Botanical gardens / icecream - We took a field trip out to Jardin Botanico (botanical gardens) in Asuncion. We got to see the grounds for free and we even got a tour around the facility. The botanical gardens weren't mind blowing, but they did have a lot of very interesting trees. The main thing that we all really liked was this giant tree that seemed to first grow upward, and then spring other roots from its branches and grow back to the ground. We all climbed it and had a great time, thinking the whole time it was this weird alien tree that grew back into the ground. Right before we left, our tech trainers told us that the tree only appeared to grow downward, but it was actually just a weird agricultural technique.
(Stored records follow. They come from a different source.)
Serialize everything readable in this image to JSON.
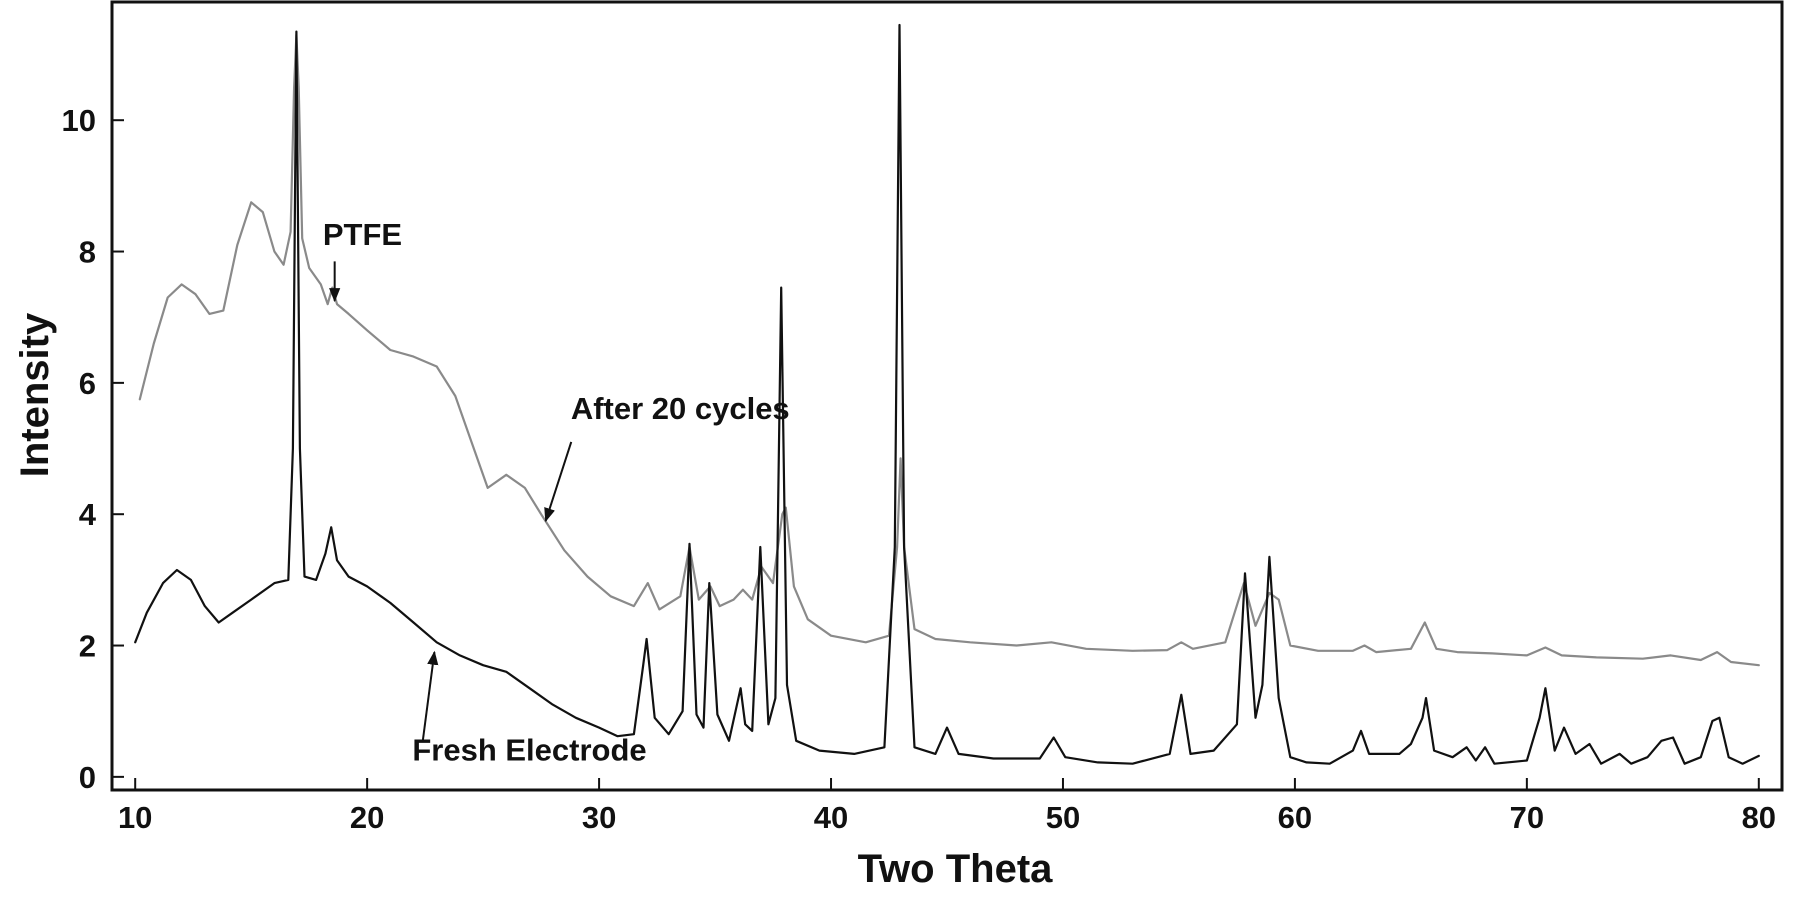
{
  "chart_data": {
    "type": "line",
    "xlabel": "Two Theta",
    "ylabel": "Intensity",
    "xlim": [
      9,
      81
    ],
    "ylim": [
      -0.2,
      11.8
    ],
    "xticks": [
      10,
      20,
      30,
      40,
      50,
      60,
      70,
      80
    ],
    "yticks": [
      0,
      2,
      4,
      6,
      8,
      10
    ],
    "grid": false,
    "series": [
      {
        "name": "After 20 cycles",
        "color": "#8a8a8a",
        "points": [
          [
            10.2,
            5.75
          ],
          [
            10.8,
            6.6
          ],
          [
            11.4,
            7.3
          ],
          [
            12.0,
            7.5
          ],
          [
            12.6,
            7.35
          ],
          [
            13.2,
            7.05
          ],
          [
            13.8,
            7.1
          ],
          [
            14.4,
            8.1
          ],
          [
            15.0,
            8.75
          ],
          [
            15.5,
            8.6
          ],
          [
            16.0,
            8.0
          ],
          [
            16.4,
            7.8
          ],
          [
            16.7,
            8.3
          ],
          [
            16.85,
            10.5
          ],
          [
            16.95,
            11.3
          ],
          [
            17.05,
            10.5
          ],
          [
            17.2,
            8.2
          ],
          [
            17.5,
            7.75
          ],
          [
            18.0,
            7.5
          ],
          [
            18.3,
            7.2
          ],
          [
            18.5,
            7.45
          ],
          [
            18.7,
            7.2
          ],
          [
            19.2,
            7.05
          ],
          [
            20.0,
            6.8
          ],
          [
            21.0,
            6.5
          ],
          [
            22.0,
            6.4
          ],
          [
            23.0,
            6.25
          ],
          [
            23.8,
            5.8
          ],
          [
            24.5,
            5.1
          ],
          [
            25.2,
            4.4
          ],
          [
            26.0,
            4.6
          ],
          [
            26.8,
            4.4
          ],
          [
            27.5,
            4.0
          ],
          [
            28.5,
            3.45
          ],
          [
            29.5,
            3.05
          ],
          [
            30.5,
            2.75
          ],
          [
            31.5,
            2.6
          ],
          [
            32.1,
            2.95
          ],
          [
            32.6,
            2.55
          ],
          [
            33.5,
            2.75
          ],
          [
            33.9,
            3.5
          ],
          [
            34.3,
            2.7
          ],
          [
            34.8,
            2.9
          ],
          [
            35.2,
            2.6
          ],
          [
            35.8,
            2.7
          ],
          [
            36.2,
            2.85
          ],
          [
            36.6,
            2.7
          ],
          [
            37.0,
            3.2
          ],
          [
            37.5,
            2.95
          ],
          [
            37.9,
            4.0
          ],
          [
            38.05,
            4.1
          ],
          [
            38.4,
            2.9
          ],
          [
            39.0,
            2.4
          ],
          [
            40.0,
            2.15
          ],
          [
            41.5,
            2.05
          ],
          [
            42.5,
            2.15
          ],
          [
            42.85,
            3.5
          ],
          [
            43.0,
            4.85
          ],
          [
            43.15,
            3.5
          ],
          [
            43.6,
            2.25
          ],
          [
            44.5,
            2.1
          ],
          [
            46.0,
            2.05
          ],
          [
            48.0,
            2.0
          ],
          [
            49.5,
            2.05
          ],
          [
            51.0,
            1.95
          ],
          [
            53.0,
            1.92
          ],
          [
            54.5,
            1.93
          ],
          [
            55.1,
            2.05
          ],
          [
            55.6,
            1.95
          ],
          [
            57.0,
            2.05
          ],
          [
            57.8,
            2.95
          ],
          [
            58.3,
            2.3
          ],
          [
            58.9,
            2.8
          ],
          [
            59.3,
            2.7
          ],
          [
            59.8,
            2.0
          ],
          [
            61.0,
            1.92
          ],
          [
            62.5,
            1.92
          ],
          [
            63.0,
            2.0
          ],
          [
            63.5,
            1.9
          ],
          [
            65.0,
            1.95
          ],
          [
            65.6,
            2.35
          ],
          [
            66.1,
            1.95
          ],
          [
            67.0,
            1.9
          ],
          [
            68.5,
            1.88
          ],
          [
            70.0,
            1.85
          ],
          [
            70.8,
            1.97
          ],
          [
            71.5,
            1.85
          ],
          [
            73.0,
            1.82
          ],
          [
            75.0,
            1.8
          ],
          [
            76.2,
            1.85
          ],
          [
            77.5,
            1.78
          ],
          [
            78.2,
            1.9
          ],
          [
            78.8,
            1.75
          ],
          [
            80.0,
            1.7
          ]
        ]
      },
      {
        "name": "Fresh Electrode",
        "color": "#111111",
        "points": [
          [
            10.0,
            2.05
          ],
          [
            10.5,
            2.5
          ],
          [
            11.2,
            2.95
          ],
          [
            11.8,
            3.15
          ],
          [
            12.4,
            3.0
          ],
          [
            13.0,
            2.6
          ],
          [
            13.6,
            2.35
          ],
          [
            14.2,
            2.5
          ],
          [
            15.0,
            2.7
          ],
          [
            16.0,
            2.95
          ],
          [
            16.6,
            3.0
          ],
          [
            16.8,
            5.0
          ],
          [
            16.95,
            11.35
          ],
          [
            17.1,
            5.0
          ],
          [
            17.3,
            3.05
          ],
          [
            17.8,
            3.0
          ],
          [
            18.2,
            3.4
          ],
          [
            18.45,
            3.8
          ],
          [
            18.7,
            3.3
          ],
          [
            19.2,
            3.05
          ],
          [
            20.0,
            2.9
          ],
          [
            21.0,
            2.65
          ],
          [
            22.0,
            2.35
          ],
          [
            23.0,
            2.05
          ],
          [
            24.0,
            1.85
          ],
          [
            25.0,
            1.7
          ],
          [
            26.0,
            1.6
          ],
          [
            27.0,
            1.35
          ],
          [
            28.0,
            1.1
          ],
          [
            29.0,
            0.9
          ],
          [
            30.0,
            0.75
          ],
          [
            30.8,
            0.62
          ],
          [
            31.5,
            0.65
          ],
          [
            31.9,
            1.7
          ],
          [
            32.05,
            2.1
          ],
          [
            32.4,
            0.9
          ],
          [
            33.0,
            0.65
          ],
          [
            33.6,
            1.0
          ],
          [
            33.9,
            3.55
          ],
          [
            34.2,
            0.95
          ],
          [
            34.5,
            0.75
          ],
          [
            34.75,
            2.95
          ],
          [
            35.1,
            0.95
          ],
          [
            35.6,
            0.55
          ],
          [
            36.1,
            1.35
          ],
          [
            36.3,
            0.8
          ],
          [
            36.6,
            0.7
          ],
          [
            36.95,
            3.5
          ],
          [
            37.3,
            0.8
          ],
          [
            37.6,
            1.2
          ],
          [
            37.85,
            7.45
          ],
          [
            38.1,
            1.4
          ],
          [
            38.5,
            0.55
          ],
          [
            39.5,
            0.4
          ],
          [
            41.0,
            0.35
          ],
          [
            42.3,
            0.45
          ],
          [
            42.75,
            3.5
          ],
          [
            42.95,
            11.45
          ],
          [
            43.15,
            3.5
          ],
          [
            43.6,
            0.45
          ],
          [
            44.5,
            0.35
          ],
          [
            45.0,
            0.75
          ],
          [
            45.5,
            0.35
          ],
          [
            47.0,
            0.28
          ],
          [
            49.0,
            0.28
          ],
          [
            49.6,
            0.6
          ],
          [
            50.1,
            0.3
          ],
          [
            51.5,
            0.22
          ],
          [
            53.0,
            0.2
          ],
          [
            54.6,
            0.35
          ],
          [
            55.1,
            1.25
          ],
          [
            55.5,
            0.35
          ],
          [
            56.5,
            0.4
          ],
          [
            57.5,
            0.8
          ],
          [
            57.85,
            3.1
          ],
          [
            58.3,
            0.9
          ],
          [
            58.6,
            1.4
          ],
          [
            58.9,
            3.35
          ],
          [
            59.3,
            1.2
          ],
          [
            59.8,
            0.3
          ],
          [
            60.5,
            0.22
          ],
          [
            61.5,
            0.2
          ],
          [
            62.5,
            0.4
          ],
          [
            62.85,
            0.7
          ],
          [
            63.2,
            0.35
          ],
          [
            64.5,
            0.35
          ],
          [
            65.0,
            0.5
          ],
          [
            65.5,
            0.9
          ],
          [
            65.65,
            1.2
          ],
          [
            66.0,
            0.4
          ],
          [
            66.8,
            0.3
          ],
          [
            67.4,
            0.45
          ],
          [
            67.8,
            0.25
          ],
          [
            68.2,
            0.45
          ],
          [
            68.6,
            0.2
          ],
          [
            70.0,
            0.25
          ],
          [
            70.55,
            0.9
          ],
          [
            70.8,
            1.35
          ],
          [
            71.2,
            0.4
          ],
          [
            71.6,
            0.75
          ],
          [
            72.1,
            0.35
          ],
          [
            72.7,
            0.5
          ],
          [
            73.2,
            0.2
          ],
          [
            74.0,
            0.35
          ],
          [
            74.5,
            0.2
          ],
          [
            75.2,
            0.3
          ],
          [
            75.8,
            0.55
          ],
          [
            76.3,
            0.6
          ],
          [
            76.8,
            0.2
          ],
          [
            77.5,
            0.3
          ],
          [
            78.0,
            0.85
          ],
          [
            78.3,
            0.9
          ],
          [
            78.7,
            0.3
          ],
          [
            79.3,
            0.2
          ],
          [
            80.0,
            0.32
          ]
        ]
      }
    ],
    "annotations": [
      {
        "text": "PTFE",
        "label_at": [
          19.8,
          8.1
        ],
        "arrow_from": [
          18.6,
          7.85
        ],
        "arrow_to": [
          18.6,
          7.25
        ]
      },
      {
        "text": "After 20 cycles",
        "label_at": [
          33.5,
          5.45
        ],
        "arrow_from": [
          28.8,
          5.1
        ],
        "arrow_to": [
          27.7,
          3.9
        ]
      },
      {
        "text": "Fresh Electrode",
        "label_at": [
          27.0,
          0.25
        ],
        "arrow_from": [
          22.4,
          0.55
        ],
        "arrow_to": [
          22.9,
          1.9
        ]
      }
    ]
  }
}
You cut off a little branch, then wrap bags of soil around the cut. The tree then thinks it's been buried and starts to sprout roots. After a while, they just start growing downward and downward. I'm not exactly sure why anyone would want to do this, but it's a pretty cool idea. After climbing the tree and seeing the whole garden, we did an activity about planting trees in our community. Then we left the gardens and went to a little museum that happened to be closed. Since we still had some time before we had to get back, the trainers stopped by an ice cream place and we hung out there for an hour. This wasn't an ordinary ice cream place by the way. It was the chuchi-est ice cream place I'd ever been to. Once I find out the name of it, I'm gonna post it on here so you can see.

School Presentation - One of our assignments in tech training was to prepare an activity for youth at a nearby school in Tacuruty. We knew they were basica, but we didn't know which grade we would be given. Sarah and I had been planning to make a bench out of Eco-ladrillos (eco-bricks made of recycled plastic bottles with garbage stuffed inside), so we already had some posters. Our other teammate, Andrew, helped us make another poster asking where do we find garbage, and what do we do with it? During our presentation, we talked about problems with litter and the problems with burning garbage. Then we talked about Eco-ladrillos, and I told them that this is just one idea for recycling, and you can always be using your imagination to come up with new ways of recycling. This again, was another great experience for us, and we really enjoyed getting to talk to kids and flex our language skills.

So, that's it for now. There might be one or two more things we want to add to this post in the future.. so stay tuned. Bye for now!


  1. I think we call that air grafting or air rooting in the US. You can get a new tree same as the old tree. Once the roots grow in the back, you can cut above the bag and have a new tree. Just make sure you get some leaves with the new plant.

    1. Thanks for getting to the root of that! We learned how to graft citrus trees during our visit to Monte Alto. Pretty cool stuff!